Media Cyber Indonesia

Caption Foto : Dhimam Abror Djuraid. (Foto: Dok. SMSI)

Shireen

Oleh: Dhimam Abror Djuraid,
Wakil Ketua Dewan Pakar Serikat Media Siber Indonesia (SMSI) Pusat
 
The first casualty of war is truth, korban pertama perang adalah kebenaran. Adagium itu diungkapkan oleh senator Amerika Serikat Hiram Johnson pada 1918 yang kemudian menjadi sangat populer dan sering dikutip sampai sekarang. Ketika perang berkecamuk maka berita menjadi simpang siur dan kedua pihak saling melakukan klaim.
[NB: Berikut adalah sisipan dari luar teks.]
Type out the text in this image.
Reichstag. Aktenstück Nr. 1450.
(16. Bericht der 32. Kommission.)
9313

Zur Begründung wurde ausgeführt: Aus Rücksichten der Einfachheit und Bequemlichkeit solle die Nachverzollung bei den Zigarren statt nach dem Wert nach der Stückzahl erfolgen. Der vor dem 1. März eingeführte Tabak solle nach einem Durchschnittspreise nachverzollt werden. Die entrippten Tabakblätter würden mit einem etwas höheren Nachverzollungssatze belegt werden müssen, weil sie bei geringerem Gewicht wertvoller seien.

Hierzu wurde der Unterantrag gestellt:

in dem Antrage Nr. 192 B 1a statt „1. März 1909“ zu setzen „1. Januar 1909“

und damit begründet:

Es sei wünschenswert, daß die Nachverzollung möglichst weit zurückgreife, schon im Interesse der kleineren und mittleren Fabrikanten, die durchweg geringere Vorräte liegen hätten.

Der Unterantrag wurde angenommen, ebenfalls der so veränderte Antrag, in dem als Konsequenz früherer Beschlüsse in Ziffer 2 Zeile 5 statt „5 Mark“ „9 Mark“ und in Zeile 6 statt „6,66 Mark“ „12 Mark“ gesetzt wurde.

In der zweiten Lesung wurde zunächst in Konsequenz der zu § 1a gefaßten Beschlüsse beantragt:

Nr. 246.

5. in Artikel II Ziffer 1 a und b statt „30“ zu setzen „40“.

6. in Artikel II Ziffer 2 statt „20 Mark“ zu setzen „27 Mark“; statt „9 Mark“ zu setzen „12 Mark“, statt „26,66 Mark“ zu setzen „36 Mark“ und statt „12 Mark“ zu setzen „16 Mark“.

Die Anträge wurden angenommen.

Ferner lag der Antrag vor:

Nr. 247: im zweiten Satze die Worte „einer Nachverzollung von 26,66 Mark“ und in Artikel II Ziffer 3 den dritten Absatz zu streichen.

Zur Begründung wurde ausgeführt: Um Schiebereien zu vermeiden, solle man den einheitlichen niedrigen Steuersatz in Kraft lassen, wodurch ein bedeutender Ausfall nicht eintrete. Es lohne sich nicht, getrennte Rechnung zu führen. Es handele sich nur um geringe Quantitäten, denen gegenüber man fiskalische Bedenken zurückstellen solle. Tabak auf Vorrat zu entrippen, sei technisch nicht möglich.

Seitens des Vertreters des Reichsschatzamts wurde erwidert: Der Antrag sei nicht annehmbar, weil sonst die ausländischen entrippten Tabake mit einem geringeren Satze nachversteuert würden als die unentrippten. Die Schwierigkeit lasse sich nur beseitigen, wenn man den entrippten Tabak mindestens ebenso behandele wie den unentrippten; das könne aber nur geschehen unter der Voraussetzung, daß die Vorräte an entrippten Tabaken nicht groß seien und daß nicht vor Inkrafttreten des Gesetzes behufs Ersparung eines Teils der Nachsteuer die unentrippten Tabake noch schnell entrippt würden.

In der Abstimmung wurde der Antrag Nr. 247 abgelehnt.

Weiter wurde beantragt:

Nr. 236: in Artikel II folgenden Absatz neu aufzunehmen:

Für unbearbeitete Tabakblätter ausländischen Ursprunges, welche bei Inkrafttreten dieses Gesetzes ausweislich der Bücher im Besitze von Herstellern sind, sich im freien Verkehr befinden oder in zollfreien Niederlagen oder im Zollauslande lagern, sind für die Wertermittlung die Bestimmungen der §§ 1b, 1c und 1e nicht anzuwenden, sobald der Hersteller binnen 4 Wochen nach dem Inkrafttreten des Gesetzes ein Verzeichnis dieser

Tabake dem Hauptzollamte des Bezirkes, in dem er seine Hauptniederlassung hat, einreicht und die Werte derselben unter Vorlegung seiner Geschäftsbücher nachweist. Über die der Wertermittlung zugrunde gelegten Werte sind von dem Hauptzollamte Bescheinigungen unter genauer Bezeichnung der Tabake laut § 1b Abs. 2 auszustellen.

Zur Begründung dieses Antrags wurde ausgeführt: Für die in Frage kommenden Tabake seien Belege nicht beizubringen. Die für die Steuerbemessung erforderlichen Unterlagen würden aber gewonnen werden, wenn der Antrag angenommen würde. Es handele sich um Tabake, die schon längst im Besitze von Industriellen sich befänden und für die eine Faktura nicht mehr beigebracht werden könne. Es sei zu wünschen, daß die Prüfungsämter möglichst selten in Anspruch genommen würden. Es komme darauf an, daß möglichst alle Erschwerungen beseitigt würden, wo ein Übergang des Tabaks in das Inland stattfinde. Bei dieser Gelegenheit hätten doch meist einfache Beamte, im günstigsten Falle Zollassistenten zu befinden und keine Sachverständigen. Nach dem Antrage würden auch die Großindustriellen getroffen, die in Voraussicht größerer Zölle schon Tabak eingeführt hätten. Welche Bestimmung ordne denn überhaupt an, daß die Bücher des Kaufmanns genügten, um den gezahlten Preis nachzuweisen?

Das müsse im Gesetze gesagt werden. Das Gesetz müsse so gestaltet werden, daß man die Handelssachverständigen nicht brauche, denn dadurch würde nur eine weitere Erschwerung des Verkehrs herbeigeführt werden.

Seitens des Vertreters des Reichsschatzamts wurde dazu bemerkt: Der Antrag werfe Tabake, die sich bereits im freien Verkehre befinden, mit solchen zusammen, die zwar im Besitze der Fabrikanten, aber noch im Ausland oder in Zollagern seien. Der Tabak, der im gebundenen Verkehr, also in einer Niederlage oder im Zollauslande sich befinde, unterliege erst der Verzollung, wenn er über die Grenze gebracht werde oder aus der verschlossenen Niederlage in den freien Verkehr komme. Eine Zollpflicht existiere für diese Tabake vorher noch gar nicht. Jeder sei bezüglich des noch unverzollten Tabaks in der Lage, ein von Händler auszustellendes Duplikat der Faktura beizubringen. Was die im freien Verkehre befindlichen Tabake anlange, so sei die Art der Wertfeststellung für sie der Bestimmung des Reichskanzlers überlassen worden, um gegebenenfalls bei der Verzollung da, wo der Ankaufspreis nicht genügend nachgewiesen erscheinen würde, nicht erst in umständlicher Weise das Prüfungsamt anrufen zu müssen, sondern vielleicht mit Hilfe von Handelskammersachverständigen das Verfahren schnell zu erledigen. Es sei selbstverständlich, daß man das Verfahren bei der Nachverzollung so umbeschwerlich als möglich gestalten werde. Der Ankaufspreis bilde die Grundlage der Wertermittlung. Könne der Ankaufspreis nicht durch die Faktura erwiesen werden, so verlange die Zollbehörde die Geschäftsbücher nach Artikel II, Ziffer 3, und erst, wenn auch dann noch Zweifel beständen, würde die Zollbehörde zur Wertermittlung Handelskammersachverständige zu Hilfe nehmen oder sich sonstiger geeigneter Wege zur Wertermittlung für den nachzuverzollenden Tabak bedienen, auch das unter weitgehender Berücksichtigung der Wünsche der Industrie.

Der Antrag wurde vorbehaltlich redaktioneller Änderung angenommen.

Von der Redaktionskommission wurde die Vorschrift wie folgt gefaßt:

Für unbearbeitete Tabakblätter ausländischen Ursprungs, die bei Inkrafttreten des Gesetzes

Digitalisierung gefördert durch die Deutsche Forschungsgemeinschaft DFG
Karena itulah Johnson menyebut korban pertama perang adalah kebenaran.
 
Tentara Israel sangat paham mengenai hal itu, dan mereka mempraktikkannya secara vulgar dengan menembak mati wartawati televisi Aljazeera, Shireen Abu Akleh, Kamis (12/5). Membunuh wartawan sama dengan membunuh dua sasaran dengan satu peluru, membunuh wartawan berarti sekaligus membunuh kebenaran.
 
Shireen Abu Akleh, 51 tahun wartawati senior keturunan Palestina dan Amerika sudah meliput konflik Palestina dan Timur Tengah sepanjang karir jurnalistiknya selama puluhan tahun. Ia asli kelahiran Jerusalem Timur, ibunya berasal dari Jerusalem Barat dan ayahnya dari Tepi Barat yang diduduki Israel. Shireen mempunyai kewarganegaraan Amerika Serikat.
 
Ketika sedang meliput kerusuhan di Tepi Barat, Shireen diterjang peluru tentara Israel dan tewas di lokasi. Ia sudah mengenakan rompi bertuliskan ‘’Press’’ dengan warna mencolok di bagian dada yang sekaligus menjadi pelindung dirinya. Ia diincar oleh seorang sniper yang menembak tepat di bagian punggung yang tidak terlindungi.
 
Video beredar di seluruh dunia menggambarkan tubuh Shireen terkapar di jalan berlumuran darah. Suara rentetan tembakan tidak berhenti selama beberapa saat sehingga evakuasi tidak bisa dilakukan. Ketika kemudian tubuh Shireen dievakuasi nyawanya tidak terselamatkan.